The basic step consisted of four hopping steps sideways with the feet well apart, first on one leg, then the other with a characteristic rise on the ball of the foot, followed by a drop upon the heel. The dance was embellished with scissor-like flicks of the feet and fast trotting actions with abrupt stops.

It has been said that dancers John Jarrott and Louise Gruenning introduced this dance as well as the Grizzly Bear at Ray Jones Café in Chicago, Illinois around 1909. Another theory states that it originated on the Barbary Coast, San Francisco, California. Joseph M. Daly wrote music for the dance in 1912. Irene and Vernon Castle raised its popularity by dancing the Turkey Trot in the Broadway show The Sunshine Girl.

It achieved popularity chiefly as a result of its being denounced by the Vatican. It was thought that the positions assumed by the dancers were offensively suggestive. Conservative members of society felt the dance promoted immorality and tried to get it banned at public functions, which only served to increase its popularity.

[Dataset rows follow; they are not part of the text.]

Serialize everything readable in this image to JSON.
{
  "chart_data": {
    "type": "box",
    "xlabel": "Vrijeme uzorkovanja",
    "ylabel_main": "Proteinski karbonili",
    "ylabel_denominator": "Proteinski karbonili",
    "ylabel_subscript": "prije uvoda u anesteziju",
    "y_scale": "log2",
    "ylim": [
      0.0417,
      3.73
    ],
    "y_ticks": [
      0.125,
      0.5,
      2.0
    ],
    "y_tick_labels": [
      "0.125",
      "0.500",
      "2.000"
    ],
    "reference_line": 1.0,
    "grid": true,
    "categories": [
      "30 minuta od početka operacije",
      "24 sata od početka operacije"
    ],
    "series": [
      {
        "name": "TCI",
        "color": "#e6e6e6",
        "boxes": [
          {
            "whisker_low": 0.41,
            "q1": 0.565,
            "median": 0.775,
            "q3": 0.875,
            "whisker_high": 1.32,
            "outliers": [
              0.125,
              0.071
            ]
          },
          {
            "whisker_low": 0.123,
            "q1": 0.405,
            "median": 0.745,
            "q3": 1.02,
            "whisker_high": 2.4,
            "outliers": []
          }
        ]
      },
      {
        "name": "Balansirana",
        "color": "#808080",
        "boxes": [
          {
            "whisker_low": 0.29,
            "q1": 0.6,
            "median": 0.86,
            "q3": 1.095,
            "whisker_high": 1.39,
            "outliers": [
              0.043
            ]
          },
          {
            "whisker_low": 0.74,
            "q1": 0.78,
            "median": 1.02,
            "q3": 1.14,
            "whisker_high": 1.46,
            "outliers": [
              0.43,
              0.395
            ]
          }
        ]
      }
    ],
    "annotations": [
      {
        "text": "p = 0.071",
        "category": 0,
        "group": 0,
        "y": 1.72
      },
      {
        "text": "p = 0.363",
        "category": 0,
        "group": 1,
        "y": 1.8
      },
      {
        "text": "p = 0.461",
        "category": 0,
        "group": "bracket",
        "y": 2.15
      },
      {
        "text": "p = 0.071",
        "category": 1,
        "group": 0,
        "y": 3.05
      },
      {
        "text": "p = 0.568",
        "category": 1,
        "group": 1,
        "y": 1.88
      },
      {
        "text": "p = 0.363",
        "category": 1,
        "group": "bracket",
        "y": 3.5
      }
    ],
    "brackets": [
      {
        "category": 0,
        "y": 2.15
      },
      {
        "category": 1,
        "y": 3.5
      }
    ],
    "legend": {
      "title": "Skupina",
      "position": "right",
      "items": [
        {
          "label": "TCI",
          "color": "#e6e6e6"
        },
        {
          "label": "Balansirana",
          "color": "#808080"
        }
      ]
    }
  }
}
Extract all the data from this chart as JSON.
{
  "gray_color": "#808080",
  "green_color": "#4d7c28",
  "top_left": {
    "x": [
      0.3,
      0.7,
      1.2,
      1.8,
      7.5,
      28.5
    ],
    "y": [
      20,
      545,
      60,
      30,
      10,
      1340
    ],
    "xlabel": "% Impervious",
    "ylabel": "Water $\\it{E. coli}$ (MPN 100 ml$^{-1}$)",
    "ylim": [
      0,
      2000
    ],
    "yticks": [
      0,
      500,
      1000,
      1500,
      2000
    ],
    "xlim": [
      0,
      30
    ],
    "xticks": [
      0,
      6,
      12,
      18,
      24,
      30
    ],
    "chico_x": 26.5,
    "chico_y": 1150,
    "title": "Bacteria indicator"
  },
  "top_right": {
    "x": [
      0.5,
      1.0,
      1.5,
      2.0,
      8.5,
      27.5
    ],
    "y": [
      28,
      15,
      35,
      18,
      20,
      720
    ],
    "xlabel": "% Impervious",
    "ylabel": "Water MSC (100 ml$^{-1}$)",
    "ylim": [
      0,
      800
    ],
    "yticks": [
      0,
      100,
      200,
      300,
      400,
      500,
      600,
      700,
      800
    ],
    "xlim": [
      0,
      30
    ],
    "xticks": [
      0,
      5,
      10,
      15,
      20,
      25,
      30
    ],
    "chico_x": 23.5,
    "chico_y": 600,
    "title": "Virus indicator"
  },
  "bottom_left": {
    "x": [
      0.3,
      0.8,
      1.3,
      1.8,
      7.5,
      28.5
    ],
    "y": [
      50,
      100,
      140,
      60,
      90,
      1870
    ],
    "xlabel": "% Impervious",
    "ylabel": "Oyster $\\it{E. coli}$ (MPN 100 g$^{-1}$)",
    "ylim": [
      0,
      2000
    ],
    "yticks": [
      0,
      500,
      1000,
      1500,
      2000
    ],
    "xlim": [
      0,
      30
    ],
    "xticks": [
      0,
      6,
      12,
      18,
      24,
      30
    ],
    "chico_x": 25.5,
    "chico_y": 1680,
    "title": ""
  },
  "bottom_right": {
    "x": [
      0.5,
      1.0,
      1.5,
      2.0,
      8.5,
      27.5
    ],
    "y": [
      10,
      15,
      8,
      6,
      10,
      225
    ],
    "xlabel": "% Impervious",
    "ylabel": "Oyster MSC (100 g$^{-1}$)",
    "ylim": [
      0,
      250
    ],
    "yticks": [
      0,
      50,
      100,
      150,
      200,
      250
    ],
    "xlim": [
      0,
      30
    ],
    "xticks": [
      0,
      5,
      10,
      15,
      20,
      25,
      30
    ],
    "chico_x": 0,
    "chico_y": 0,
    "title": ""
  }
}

There were news reports of dancers being fined because "their Turkey Trots were interpreted by the courts as disorderly conduct." In another instance, fifteen working girls were fired from their jobs with the Philadelphia song publisher Curtis Publishing when they were caught doing the turkey trot, although it was during their lunch break.
==In popular culture==

The song "Let's Turkey Trot" by "Little Eva" Boyd and the Cookies reached number 20 on the Billboard Hot 100 in February 1963, fifty years after the dance step's heyday.